Monroe saw a 1952 story on Marlene Dietrich in Esquire and fell in love with photographer Eve Arnold’s extraordinary gift for portraiture. They soon met at a party, and Monroe made her move, stroking the photographer’s imagination with her signature blend of innocence and sin: “If you could do that well with Marlene, can you imagine what you can do with me?”
It was the beginning of a beautiful friendship. The actress and photographer collaborated on six photo shoots over the course of a decade, until Monroe’s untimely passing in 1962. Her death sparked a media feeding frenzy. In response Arnold kept all but a few images from their decade together locked in the vault.
But in 1987, on the 25th anniversary of Monroe’s death, Arnold decided the time had come to revisit their extraordinary collaboration with a monograph that revealed the complex psyche of the Hollywood icon. Now the book is back in print as Marilyn Monroe By Eve Arnold (ACC Art Books), with a new introduction by Michael Arnold, Eve’s grandson and one of the trustees of the Arnold estate and archive.
“I never knew anyone who even came close to Marilyn in natural ability to use both photographer and still camera,” Eve Arnold wrote in 1987. “She was special in this, and for me there has been no one like her before or after. She has remained the measuring rod by which I have— unconsciously—judged other subjects.”
Arnold intuitively understood Monroe: an ambitious woman who could be at once overflowing and withholding, transparent and opaque, creating an air of intimacy and mystery with an allure that seemingly never fades.
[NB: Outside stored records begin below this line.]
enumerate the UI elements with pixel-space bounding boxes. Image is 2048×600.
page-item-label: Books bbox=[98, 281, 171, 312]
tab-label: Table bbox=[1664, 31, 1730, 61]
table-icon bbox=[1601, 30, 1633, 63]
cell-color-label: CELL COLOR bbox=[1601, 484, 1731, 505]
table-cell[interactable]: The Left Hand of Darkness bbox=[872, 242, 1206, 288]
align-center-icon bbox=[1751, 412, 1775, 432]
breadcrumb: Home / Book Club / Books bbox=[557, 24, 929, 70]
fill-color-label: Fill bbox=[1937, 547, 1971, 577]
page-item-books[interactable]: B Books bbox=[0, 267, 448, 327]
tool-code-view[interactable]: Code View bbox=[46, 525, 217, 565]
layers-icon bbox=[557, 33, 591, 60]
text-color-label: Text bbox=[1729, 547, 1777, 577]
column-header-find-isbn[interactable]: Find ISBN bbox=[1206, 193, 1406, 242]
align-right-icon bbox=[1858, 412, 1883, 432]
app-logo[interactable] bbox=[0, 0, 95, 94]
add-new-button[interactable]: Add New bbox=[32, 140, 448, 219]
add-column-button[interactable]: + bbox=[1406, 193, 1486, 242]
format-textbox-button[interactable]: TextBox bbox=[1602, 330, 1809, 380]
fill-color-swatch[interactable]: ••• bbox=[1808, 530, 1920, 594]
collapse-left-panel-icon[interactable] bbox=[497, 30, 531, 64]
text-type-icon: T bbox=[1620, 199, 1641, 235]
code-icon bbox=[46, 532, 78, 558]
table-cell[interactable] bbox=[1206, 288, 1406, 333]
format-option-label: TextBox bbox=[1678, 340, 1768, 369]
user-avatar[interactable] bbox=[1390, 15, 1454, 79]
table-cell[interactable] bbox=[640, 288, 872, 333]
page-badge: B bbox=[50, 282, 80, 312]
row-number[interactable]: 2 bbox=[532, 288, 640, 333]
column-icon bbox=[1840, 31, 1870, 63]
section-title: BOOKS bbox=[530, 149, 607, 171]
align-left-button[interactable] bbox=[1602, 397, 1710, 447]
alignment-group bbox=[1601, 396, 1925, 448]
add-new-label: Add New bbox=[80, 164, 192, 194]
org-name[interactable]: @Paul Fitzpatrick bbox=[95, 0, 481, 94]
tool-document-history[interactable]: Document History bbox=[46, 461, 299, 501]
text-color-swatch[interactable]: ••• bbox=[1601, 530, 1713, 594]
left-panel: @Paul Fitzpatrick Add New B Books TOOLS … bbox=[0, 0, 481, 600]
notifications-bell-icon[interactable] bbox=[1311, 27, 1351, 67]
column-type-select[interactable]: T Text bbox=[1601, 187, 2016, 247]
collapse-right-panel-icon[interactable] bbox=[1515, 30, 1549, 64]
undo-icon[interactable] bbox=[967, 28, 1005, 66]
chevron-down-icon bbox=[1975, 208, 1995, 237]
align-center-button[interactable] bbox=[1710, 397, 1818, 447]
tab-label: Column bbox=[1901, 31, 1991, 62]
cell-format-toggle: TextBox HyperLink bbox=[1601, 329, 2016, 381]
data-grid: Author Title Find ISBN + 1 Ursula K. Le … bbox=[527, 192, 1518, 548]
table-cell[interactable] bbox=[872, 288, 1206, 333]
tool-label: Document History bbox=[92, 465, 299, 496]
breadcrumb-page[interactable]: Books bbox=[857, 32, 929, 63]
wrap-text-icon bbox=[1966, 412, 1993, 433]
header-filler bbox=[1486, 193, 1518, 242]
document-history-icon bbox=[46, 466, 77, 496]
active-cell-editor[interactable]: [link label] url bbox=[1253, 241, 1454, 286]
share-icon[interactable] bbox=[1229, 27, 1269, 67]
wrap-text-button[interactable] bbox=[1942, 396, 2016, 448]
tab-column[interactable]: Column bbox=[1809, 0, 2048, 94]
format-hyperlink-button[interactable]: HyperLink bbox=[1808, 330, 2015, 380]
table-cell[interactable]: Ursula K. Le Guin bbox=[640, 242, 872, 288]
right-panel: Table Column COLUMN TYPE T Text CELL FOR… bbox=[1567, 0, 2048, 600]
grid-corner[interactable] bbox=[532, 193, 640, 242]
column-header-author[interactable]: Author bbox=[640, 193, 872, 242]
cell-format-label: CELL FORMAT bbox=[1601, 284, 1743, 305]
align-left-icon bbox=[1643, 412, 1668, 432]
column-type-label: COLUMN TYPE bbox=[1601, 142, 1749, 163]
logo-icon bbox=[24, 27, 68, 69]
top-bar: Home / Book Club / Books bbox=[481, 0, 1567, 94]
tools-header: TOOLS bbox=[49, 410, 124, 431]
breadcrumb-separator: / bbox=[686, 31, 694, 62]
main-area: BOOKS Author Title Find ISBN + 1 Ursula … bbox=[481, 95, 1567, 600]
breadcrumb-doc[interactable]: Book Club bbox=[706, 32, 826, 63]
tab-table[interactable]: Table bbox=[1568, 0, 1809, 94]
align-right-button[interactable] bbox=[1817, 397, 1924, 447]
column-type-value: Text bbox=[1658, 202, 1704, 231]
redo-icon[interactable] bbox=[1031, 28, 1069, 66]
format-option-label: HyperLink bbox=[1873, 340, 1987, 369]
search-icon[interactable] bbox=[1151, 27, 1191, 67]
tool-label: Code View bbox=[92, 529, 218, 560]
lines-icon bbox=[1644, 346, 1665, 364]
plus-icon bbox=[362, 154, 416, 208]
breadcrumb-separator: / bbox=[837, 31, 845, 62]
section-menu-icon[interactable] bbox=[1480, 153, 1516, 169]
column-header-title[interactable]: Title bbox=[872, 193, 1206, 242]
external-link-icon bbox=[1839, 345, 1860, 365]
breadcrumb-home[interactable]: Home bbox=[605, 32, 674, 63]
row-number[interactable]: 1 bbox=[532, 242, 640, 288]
She was just the photographer to chronicle a woman who was often portrayed by the mainstream media as a temperamental bimbo.
”Eve Arnold had a natural curiosity about people and she was an amazing listener,” says Michael Arnold. “She had this integrity, presence, and nonjudgmentalness. You knew that you could trust her with what was real for you.”
In Monroe, Arnold saw a woman who created a glittering public figure, one that won the love and adulation she never found at home. In Arnold, Monroe had a collaborator who didn’t need to be seduced or coddled, and could simply be as she was.
During their final encounter on the set of The Misfits, Monroe was in a fragile state, and asked if Arnold could stay on longer. A two-week assignment stretched into two months, the women bonded in their daily collaboration on set.
“Eve was one of the few people that Marilyn could turn to and confide in, and she wanted to show some of that vulnerability in the photographs,” Michael Arnold says. “At the time, Hollywood photography was very idealized and glamorous, and Eve wanted to do something different — to show who women are, as people.”